1. Background and Significance
The pathogenesis of Sepsis-associated encephalopathy (SAE) remains unclear, and effective early diagnostic and treatment methods are lacking. This study aims to perform whole exome sequencing (WES) on peripheral blood samples and combine genomic and clinical data from the UK Biobank (UKB) to identify pathogenic genes for SAE and explore their mechanisms in nerve injury.
2. Objectives
Analyze peripheral blood samples from SAE patients and controls using WES to identify pathogenic genes.
Investigate SAE-related genes using UKB data.
Identify biomarkers for SAE that may be used for early diagnosis and treatment.
3. Hypothesis
SAE is closely related to multiple genetic factors and mutations, which contribute to nerve injury.
4. Methods
Collect peripheral blood samples from sepsis patients and controls for WES, and obtain corresponding UKB data.
Use bioinformatics tools to detect gene variants, perform differential analysis, and correlate with UKB clinical data.
5. Required Data
Genomic Data: WES data from SAE patients, sepsis-only patients, and healthy controls in UKB.

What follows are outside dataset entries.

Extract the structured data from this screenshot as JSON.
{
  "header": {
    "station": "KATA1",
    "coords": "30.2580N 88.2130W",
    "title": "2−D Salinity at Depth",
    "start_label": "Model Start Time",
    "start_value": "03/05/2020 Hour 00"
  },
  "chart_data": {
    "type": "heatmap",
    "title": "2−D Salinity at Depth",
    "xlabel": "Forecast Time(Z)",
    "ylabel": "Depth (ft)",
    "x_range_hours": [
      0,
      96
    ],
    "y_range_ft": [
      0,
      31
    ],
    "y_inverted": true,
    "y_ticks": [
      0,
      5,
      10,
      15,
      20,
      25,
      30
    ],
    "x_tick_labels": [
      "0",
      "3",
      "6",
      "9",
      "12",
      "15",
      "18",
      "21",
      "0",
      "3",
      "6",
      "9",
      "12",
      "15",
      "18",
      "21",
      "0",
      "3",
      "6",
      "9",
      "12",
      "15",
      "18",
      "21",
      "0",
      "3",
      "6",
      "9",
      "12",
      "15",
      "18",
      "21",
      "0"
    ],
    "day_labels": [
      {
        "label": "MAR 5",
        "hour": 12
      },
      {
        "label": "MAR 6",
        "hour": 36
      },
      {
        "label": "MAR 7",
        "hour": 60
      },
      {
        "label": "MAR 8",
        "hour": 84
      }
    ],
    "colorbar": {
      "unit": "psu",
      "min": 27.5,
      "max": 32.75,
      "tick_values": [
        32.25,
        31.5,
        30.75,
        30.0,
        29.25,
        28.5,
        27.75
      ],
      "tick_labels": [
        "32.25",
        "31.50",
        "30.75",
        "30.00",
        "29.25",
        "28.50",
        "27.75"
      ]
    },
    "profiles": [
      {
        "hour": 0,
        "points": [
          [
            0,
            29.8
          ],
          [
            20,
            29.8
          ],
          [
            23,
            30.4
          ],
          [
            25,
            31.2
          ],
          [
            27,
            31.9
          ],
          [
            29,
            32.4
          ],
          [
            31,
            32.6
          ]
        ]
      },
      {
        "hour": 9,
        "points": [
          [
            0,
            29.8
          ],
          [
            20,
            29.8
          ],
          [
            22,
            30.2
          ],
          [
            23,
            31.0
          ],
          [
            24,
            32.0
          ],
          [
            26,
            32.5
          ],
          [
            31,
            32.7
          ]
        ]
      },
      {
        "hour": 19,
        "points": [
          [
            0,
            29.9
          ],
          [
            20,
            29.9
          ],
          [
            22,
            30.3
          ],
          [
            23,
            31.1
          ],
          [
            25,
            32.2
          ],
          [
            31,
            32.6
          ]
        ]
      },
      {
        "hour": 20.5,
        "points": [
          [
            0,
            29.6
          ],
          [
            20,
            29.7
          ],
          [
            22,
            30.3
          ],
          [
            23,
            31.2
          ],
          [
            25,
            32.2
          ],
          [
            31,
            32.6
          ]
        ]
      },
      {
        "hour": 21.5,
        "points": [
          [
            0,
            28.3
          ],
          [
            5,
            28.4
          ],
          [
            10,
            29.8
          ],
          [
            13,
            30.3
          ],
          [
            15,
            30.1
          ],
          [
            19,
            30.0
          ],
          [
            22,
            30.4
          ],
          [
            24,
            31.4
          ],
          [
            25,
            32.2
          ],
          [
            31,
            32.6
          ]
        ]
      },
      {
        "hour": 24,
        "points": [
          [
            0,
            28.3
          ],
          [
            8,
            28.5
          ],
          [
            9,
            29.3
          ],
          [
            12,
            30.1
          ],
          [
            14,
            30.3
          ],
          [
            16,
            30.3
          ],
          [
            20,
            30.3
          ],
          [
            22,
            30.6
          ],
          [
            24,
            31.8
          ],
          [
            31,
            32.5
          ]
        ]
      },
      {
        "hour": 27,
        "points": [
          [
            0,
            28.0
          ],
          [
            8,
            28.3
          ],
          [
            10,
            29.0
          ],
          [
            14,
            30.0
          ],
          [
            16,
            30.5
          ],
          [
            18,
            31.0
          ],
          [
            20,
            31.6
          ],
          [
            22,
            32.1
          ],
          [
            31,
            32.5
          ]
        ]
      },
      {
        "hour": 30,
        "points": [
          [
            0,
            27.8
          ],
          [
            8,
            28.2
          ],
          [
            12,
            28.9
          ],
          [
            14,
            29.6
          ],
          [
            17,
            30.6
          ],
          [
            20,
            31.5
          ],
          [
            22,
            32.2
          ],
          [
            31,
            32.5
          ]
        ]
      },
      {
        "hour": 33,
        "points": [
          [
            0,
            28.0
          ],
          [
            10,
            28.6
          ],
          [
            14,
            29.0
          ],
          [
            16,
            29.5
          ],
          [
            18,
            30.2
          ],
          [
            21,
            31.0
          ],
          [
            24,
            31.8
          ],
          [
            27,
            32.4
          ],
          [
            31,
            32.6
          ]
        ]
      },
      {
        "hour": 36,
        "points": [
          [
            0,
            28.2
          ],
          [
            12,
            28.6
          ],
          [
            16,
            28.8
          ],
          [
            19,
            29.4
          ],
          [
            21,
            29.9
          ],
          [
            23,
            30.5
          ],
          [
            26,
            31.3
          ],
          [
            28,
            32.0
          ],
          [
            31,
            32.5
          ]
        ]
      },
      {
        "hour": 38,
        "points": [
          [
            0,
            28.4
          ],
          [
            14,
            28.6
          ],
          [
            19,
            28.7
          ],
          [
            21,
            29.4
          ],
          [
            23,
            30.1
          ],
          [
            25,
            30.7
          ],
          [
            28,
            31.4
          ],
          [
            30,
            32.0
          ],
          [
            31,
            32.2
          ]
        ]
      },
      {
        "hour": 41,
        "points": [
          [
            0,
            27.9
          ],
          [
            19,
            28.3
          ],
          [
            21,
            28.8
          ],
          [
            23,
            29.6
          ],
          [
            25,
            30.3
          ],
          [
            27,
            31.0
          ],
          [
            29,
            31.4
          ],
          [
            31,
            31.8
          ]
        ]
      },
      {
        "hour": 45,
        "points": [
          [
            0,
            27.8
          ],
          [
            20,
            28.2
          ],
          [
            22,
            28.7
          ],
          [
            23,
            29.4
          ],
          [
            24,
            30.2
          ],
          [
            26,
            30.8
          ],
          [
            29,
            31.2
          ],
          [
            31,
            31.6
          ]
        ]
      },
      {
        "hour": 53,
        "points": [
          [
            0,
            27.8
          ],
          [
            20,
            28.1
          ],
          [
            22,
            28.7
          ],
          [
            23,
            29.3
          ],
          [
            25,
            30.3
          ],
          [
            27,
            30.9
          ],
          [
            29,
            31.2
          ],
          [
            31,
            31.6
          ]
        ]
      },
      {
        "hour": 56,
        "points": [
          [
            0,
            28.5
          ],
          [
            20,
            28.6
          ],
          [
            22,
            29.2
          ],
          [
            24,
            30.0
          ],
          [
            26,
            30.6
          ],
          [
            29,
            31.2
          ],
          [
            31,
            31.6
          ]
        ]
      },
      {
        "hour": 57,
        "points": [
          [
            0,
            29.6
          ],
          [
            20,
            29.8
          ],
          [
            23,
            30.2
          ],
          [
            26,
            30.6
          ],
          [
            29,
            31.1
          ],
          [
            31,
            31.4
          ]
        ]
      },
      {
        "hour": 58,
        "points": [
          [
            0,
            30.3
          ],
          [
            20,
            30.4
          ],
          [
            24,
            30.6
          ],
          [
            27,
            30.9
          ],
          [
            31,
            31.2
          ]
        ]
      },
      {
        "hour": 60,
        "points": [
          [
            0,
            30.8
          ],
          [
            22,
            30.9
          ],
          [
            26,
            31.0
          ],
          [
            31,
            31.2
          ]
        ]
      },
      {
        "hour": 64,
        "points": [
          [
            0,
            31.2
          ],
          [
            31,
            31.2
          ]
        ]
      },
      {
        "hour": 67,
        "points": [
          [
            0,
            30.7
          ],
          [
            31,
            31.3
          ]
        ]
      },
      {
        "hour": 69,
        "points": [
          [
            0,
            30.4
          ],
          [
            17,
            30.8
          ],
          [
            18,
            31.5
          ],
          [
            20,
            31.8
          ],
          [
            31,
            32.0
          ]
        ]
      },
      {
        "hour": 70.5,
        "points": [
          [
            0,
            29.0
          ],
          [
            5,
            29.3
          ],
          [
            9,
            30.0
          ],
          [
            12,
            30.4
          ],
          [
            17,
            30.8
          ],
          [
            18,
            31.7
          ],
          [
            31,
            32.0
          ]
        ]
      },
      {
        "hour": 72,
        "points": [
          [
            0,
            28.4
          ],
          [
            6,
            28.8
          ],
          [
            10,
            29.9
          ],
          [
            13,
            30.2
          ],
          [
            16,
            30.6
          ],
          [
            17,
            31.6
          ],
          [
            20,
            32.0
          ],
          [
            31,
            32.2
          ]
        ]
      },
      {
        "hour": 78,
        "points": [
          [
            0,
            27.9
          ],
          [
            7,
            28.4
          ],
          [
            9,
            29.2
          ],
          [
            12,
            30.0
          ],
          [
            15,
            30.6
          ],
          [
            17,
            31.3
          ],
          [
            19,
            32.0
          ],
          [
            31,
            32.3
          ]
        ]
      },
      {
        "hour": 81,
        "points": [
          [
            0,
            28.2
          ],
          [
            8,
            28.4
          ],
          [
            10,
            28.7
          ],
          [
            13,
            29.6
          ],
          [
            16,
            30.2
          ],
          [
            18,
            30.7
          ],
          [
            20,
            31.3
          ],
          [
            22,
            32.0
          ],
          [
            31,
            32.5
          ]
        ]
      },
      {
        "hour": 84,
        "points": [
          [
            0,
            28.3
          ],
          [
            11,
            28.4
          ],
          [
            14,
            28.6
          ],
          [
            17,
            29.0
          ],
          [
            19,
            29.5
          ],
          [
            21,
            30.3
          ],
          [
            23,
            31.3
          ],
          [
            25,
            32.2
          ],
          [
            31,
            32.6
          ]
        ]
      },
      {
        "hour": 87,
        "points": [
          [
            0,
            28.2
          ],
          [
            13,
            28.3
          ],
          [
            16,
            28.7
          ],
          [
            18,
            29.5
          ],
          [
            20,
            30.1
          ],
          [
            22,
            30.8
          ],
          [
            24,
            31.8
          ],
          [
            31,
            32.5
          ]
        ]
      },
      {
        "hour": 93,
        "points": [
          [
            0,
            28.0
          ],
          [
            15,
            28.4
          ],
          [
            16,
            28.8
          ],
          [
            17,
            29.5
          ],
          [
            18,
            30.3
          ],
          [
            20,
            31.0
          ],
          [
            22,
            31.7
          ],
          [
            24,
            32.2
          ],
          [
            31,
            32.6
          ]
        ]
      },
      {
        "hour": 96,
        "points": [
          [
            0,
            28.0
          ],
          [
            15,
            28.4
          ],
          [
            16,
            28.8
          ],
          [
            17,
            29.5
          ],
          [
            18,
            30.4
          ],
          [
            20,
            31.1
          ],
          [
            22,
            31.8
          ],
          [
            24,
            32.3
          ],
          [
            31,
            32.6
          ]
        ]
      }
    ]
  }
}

Clinical Data: Demographics, disease diagnosis, clinical manifestations, and imaging data.
Biomarker Data: Blood biomarkers or other biological samples for gene-disease verification.
6. Expected Results and Impact
Identify key pathogenic genes for SAE, which may serve as biomarkers for early diagnosis and treatment.
7. Time Schedule
Oct 1 – Dec 1, 2025: Organize UKB data.
Dec 1, 2025 – Feb 1, 2026: Perform data analysis.
Feb 1 – Apr 1, 2026: Organize results, write the research paper, and submit it.
8. Academic Nature
This is a dissertation-based project and does not involve commercial use.
9. Student-led
The project is led by the student, responsible for research planning and execution.
10. Supervisor Guidance
The supervisor will assist the student with data analysis and experimental verification, ensuring research quality.